Bycatch describes animals caught unintentionally by fishing gear, including non-target species and undersized fish.
Many fishermen seek to catch a "target" species. When fishermen catch something that they didn't intend to, such as a different fish species, a cetacean, sea turtle or seabird, that is called bycatch.
Bycatch is a huge problem in some fisheries. Prior to the 1990s and improvements in the yellowfin tuna fishery, hundreds of thousands of dolphins were caught in purse seine nets each year. Bycatch is not only a problem for environmentalists and resource managers. It is a problem for fishermen, because bycatch can damage fishing gear and cause losses in fishing time. In many cases, bycatch needs to be thrown back, and in some cases, the animals are already dead when they are returned to the ocean.

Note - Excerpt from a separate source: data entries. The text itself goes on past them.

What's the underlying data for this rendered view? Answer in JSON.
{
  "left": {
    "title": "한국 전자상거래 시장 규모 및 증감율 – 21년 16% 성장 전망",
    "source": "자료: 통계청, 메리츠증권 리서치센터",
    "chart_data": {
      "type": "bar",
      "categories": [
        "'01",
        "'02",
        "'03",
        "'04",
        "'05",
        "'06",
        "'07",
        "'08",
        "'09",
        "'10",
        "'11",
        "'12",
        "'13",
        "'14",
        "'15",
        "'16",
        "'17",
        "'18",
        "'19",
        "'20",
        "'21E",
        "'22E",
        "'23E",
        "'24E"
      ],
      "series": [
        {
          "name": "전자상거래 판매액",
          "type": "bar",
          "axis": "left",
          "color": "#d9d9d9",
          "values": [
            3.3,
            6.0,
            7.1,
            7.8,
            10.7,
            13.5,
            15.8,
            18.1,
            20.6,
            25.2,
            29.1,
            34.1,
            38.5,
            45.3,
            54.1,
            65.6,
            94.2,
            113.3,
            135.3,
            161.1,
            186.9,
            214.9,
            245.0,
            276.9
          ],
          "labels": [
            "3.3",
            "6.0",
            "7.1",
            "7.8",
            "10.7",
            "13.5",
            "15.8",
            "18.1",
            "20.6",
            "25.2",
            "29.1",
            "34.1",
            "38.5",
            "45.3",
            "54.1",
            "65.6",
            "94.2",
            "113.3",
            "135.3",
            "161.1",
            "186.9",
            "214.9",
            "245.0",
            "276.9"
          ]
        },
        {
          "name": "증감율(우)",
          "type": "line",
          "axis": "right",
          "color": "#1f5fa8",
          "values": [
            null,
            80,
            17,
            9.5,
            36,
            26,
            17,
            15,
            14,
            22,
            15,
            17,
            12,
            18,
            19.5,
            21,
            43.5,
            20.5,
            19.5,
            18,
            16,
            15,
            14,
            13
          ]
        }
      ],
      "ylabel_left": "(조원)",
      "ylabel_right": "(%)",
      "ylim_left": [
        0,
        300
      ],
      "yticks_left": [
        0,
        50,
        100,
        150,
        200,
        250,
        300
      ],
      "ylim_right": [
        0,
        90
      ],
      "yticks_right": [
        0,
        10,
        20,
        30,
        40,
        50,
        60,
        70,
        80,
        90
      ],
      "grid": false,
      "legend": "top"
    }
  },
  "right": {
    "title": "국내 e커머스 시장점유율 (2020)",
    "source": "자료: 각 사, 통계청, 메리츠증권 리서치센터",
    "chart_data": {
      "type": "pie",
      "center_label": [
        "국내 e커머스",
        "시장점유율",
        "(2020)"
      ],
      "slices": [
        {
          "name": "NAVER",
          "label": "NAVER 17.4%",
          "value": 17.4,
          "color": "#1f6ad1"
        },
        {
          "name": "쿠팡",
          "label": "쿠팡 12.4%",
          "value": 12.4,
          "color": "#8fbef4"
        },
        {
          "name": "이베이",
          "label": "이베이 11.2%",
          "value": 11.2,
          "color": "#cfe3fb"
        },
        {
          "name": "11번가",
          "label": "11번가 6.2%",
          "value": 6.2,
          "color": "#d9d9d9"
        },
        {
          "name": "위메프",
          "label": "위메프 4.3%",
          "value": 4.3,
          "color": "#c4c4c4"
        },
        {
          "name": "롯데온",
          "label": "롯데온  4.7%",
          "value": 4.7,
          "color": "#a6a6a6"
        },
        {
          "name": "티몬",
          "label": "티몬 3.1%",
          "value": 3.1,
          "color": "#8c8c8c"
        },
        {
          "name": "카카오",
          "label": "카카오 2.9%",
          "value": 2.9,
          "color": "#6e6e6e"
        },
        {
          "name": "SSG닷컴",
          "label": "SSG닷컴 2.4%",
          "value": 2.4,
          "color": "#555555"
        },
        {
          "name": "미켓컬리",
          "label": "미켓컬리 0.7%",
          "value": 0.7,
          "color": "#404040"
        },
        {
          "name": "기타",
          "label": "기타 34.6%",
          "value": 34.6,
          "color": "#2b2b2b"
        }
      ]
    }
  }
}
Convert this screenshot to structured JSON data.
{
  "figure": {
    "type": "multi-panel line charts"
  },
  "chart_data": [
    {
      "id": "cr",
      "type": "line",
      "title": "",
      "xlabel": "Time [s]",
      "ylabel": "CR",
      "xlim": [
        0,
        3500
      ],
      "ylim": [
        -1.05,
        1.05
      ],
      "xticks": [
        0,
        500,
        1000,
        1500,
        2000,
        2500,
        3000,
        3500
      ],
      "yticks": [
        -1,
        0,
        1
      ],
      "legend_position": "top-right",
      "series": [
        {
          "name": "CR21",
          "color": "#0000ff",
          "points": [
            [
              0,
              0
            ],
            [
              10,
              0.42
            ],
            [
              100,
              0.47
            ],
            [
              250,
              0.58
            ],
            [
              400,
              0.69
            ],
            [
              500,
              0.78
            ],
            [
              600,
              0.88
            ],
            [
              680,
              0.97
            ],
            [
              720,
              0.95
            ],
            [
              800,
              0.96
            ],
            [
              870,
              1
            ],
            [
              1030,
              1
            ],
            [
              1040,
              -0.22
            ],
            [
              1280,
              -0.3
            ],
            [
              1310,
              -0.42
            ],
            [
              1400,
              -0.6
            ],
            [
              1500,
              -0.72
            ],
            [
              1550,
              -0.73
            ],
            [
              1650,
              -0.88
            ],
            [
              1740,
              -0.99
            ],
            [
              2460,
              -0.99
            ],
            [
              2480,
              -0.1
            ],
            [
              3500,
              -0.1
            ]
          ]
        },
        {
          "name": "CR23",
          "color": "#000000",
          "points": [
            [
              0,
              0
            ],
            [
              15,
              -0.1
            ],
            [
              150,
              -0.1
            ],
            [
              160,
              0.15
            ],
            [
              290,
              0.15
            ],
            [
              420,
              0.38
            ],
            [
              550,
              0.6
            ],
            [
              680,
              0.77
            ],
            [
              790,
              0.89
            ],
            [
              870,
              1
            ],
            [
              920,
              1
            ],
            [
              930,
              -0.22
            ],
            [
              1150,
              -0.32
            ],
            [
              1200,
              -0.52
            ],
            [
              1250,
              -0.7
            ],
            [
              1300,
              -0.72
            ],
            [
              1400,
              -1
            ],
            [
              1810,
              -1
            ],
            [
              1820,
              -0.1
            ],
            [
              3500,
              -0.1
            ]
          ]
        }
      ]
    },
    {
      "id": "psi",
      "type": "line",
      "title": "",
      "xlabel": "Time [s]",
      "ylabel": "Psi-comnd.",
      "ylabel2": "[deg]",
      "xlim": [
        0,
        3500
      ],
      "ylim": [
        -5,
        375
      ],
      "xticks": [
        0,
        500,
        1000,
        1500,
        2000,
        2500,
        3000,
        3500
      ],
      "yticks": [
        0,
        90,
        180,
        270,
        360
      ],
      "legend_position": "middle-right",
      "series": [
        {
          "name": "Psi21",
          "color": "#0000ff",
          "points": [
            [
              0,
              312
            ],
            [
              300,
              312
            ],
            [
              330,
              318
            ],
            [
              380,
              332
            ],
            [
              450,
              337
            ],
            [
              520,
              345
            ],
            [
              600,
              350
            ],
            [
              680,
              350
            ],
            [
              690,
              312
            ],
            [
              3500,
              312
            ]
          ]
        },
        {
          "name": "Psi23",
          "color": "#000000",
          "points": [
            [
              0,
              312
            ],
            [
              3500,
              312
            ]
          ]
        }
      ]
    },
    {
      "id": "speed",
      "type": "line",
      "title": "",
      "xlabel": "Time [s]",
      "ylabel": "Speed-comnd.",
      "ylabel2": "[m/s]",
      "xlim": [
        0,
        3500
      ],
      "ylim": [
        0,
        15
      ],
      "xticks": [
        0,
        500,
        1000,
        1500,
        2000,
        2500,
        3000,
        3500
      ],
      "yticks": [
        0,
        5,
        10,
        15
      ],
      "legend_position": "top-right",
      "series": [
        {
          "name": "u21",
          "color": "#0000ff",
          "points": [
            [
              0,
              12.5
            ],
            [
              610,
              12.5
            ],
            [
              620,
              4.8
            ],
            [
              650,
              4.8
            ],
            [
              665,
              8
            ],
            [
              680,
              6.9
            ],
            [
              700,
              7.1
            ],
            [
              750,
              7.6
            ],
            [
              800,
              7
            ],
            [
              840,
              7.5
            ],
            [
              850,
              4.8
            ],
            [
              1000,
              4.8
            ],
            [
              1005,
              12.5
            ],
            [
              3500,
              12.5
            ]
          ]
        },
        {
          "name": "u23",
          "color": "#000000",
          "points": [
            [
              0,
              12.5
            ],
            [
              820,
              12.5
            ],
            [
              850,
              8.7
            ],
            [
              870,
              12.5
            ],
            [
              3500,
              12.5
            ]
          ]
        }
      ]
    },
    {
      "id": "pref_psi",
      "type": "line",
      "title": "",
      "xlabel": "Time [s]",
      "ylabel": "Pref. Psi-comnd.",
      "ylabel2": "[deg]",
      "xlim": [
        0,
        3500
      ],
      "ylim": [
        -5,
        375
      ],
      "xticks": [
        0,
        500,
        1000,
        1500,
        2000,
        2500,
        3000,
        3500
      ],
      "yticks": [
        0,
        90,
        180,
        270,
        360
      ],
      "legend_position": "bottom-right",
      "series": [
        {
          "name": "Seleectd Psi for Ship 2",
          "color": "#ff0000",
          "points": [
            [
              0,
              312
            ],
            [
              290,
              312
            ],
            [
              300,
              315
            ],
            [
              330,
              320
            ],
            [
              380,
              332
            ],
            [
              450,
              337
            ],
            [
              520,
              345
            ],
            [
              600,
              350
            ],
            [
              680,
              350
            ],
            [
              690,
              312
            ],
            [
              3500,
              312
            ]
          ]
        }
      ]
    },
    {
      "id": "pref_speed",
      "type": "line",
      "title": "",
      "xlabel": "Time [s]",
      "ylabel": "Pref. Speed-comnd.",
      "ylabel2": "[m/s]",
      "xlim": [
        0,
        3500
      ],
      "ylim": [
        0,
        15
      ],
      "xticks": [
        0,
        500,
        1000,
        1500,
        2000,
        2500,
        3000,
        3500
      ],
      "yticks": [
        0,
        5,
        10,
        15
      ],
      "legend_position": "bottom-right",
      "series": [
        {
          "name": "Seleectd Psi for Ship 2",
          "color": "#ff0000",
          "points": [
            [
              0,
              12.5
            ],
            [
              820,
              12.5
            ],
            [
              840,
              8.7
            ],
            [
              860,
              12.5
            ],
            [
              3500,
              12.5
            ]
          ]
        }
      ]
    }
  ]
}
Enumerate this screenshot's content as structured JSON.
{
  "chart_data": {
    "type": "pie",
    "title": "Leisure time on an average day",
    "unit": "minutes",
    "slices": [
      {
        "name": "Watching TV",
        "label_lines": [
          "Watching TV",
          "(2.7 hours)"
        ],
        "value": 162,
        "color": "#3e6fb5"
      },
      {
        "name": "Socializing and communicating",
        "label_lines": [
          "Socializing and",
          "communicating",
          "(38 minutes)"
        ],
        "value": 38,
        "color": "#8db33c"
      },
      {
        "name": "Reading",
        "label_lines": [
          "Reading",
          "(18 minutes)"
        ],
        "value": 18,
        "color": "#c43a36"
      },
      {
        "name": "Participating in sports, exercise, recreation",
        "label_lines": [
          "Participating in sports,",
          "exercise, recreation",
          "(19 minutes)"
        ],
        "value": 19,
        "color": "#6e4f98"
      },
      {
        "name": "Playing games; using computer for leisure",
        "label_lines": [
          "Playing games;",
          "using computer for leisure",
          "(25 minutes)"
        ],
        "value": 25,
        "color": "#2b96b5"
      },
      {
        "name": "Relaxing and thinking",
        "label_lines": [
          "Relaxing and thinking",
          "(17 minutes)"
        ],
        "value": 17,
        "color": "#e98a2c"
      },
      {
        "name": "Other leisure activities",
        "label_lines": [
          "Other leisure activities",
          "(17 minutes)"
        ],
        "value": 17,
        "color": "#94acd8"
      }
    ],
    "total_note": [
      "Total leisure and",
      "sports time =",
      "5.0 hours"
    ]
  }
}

A 2005 study by the Food and Agricultural Organization of the United Nations estimated global bycatch at 8% of the total catch.
Solutions to Bycatch
Over the years, scientists and fishermen have been working on the bycatch problem. This work has resulted in a great reduction in bycatch in some fisheries, such as the reduction of sea turtle bycatch after fishermen were required to install turtle excluder devices (TEDs) in their nets, although bycatch is still a problem, particularly in areas were there is a lack of funding or enforcement to deal with the bycatch problem.